Wallace Shawn, left, and Elena Anaya in "Rifkin's Festival." 

Wallace Shawn, left, and Elena Anaya in "Rifkin's Festival."  Credit: Quim Vives/Wildside/Gravier Productions

PLOT At a European film festival, a writer suspects his wife of having an affair.

CAST Wallace Shawn, Gina Gershon, Elena Anaya

RATED PG-13 (some adult talk)

LENGTH 1:28

WHERE Malverne Cinema and Art Center, VOD and digital platforms

BOTTOM LINE Woody Allen’s return to theaters is a throwaway at best.

Wallace Shawn plays Mort Rifkin, a former film professor and aspiring novelist, who attends the San Sebastian International Film Festival in Woody Allen’s 49th feature, "Rifkin’s Festival." Mort is the latest in a long line of Allenesque heroes, a self-absorbed nebbish full of existential dread and nagging suspicions about his wife. She’s a beautiful publicist, Sue (Gina Gershon), who is assigned to babysit Philippe (Louis Garrel), a handsome French director with an outsized opinion of his importance. Philippe believes, for instance, that his latest drama could bring peace between Israel and Palestine.

Mort’s reaction: "I’m glad he’s turning to science fiction."

That may be the funniest line in "Rifkin’s Festival," which tells you how tepid and tuned-out this movie is. It was filmed in the summer of 2019 during Allen’s dizzying fall from grace — accused by his daughter of sexual molestation, denounced by Hollywood’s A-list, dropped from a multi-film deal with Amazon — but you’ll find no clues or references to any of that here. Instead, Allen retreats into his most familiar tropes: the fear of death, the meaning of life, the allure of women, the comfort of old movies. If anything, Allen — via Mort — seems to be plugging his ears to the outside world.
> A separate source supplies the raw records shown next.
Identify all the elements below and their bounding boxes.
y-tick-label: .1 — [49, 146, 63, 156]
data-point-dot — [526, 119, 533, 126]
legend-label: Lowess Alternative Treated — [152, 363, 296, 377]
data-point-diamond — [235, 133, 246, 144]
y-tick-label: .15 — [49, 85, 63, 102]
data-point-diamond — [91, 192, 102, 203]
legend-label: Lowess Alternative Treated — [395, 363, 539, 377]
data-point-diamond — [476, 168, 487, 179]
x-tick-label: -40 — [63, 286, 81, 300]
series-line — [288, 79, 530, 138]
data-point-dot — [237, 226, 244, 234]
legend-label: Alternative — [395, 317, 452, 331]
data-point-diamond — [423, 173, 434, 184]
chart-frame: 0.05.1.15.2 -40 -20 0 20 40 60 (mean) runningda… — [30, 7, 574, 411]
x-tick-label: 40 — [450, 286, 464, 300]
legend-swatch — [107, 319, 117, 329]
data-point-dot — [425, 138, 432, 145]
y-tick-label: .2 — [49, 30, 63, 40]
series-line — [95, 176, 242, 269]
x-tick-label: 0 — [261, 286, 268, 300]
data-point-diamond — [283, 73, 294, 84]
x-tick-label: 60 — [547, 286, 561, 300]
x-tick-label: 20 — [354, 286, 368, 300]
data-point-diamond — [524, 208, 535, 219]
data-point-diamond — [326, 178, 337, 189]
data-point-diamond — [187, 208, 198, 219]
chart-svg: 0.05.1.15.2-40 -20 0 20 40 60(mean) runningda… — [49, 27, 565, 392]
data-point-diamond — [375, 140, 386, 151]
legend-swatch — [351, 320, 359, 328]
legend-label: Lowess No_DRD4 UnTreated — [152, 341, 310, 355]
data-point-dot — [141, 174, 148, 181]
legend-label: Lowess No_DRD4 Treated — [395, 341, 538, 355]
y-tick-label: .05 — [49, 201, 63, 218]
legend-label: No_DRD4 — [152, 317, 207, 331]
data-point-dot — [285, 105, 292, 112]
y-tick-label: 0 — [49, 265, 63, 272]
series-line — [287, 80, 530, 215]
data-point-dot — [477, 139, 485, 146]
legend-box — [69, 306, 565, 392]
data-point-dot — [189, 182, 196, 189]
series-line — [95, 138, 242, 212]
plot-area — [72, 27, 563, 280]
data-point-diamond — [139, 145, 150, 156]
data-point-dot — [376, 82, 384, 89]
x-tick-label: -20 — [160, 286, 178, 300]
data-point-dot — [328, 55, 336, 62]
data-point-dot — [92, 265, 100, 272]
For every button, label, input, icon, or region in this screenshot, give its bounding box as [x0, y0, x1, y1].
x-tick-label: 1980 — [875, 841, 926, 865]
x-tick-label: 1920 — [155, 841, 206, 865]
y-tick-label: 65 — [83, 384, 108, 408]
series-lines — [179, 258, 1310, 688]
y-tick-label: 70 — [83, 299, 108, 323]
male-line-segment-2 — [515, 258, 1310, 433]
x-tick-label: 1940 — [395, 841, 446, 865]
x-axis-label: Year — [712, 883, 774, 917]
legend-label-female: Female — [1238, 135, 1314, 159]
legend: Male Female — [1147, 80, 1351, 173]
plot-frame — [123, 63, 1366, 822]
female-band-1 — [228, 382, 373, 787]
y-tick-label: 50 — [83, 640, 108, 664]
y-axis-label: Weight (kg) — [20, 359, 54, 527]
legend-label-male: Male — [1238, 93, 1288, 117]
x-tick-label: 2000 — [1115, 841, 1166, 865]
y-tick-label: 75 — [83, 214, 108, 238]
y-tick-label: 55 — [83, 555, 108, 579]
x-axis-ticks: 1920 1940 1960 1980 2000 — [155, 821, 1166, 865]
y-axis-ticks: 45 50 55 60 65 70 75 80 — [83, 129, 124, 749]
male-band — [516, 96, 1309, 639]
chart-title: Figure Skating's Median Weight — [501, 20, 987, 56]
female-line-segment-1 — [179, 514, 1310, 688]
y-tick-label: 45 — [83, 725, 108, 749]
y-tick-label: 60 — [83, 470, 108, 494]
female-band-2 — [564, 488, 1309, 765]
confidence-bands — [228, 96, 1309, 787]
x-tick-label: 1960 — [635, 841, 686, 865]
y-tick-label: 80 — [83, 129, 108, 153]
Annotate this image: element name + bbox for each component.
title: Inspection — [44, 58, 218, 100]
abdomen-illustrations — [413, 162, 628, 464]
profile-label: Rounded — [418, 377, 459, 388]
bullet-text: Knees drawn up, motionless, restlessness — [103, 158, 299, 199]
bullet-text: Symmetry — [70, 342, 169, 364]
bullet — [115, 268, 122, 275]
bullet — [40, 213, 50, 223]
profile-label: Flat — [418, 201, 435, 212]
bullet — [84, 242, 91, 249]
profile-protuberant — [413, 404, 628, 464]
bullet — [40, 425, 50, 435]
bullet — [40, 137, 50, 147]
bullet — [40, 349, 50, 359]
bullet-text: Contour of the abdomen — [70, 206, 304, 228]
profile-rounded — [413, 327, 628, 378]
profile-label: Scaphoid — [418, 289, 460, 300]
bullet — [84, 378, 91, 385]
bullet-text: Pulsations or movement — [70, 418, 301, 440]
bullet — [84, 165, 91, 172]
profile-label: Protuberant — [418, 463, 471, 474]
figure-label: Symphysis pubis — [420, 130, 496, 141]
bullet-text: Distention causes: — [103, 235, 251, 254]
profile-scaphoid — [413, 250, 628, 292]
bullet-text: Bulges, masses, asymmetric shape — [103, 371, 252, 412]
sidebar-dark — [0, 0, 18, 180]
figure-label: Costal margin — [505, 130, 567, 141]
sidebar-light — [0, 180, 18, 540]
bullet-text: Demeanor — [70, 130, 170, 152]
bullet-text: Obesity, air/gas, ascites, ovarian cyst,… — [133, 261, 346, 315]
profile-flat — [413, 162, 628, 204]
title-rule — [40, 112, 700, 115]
Contemporary politics is just trivial noise, Mort tells his wife, compared to "the big questions — what’s it all about?"

Those who grew up on Allen's movies may feel a twinge of sympathy for Mort, a lover of cinema still clinging to its storied past. "Film festivals are no longer what they were," he tells his therapist. Wandering around San Sebastian, and between rendezvous with an attractive doctor, Joanna (Elena Anaya), Mort loses himself in black-and-white reveries modeled on the great works, including Orson Welles’ "Citizen Kane," Luis Buñuel’s "The Exterminating Angel" (look for Massapequa's Steve Guttenberg as Mort’s glib brother, Jake) and Ingmar Bergman’s "The Seventh Seal," which features an amusing Christoph Waltz as Death. These segments, however, only prove Mort’s/Allen’s point: They’re based on movies that are surely losing their relevance to current audiences. What’s more, Allen has done this homage routine before, in "Stardust Memories," "Love and Death" and other, more inspired films.

It’s tempting to view "Rifkin’s Festival" as a final referendum on a once universally admired filmmaker. In reality, it’s merely another halfhearted effort, the kind we’ve seen from Allen many times before. The question, at this strange juncture in his career, is what comes next.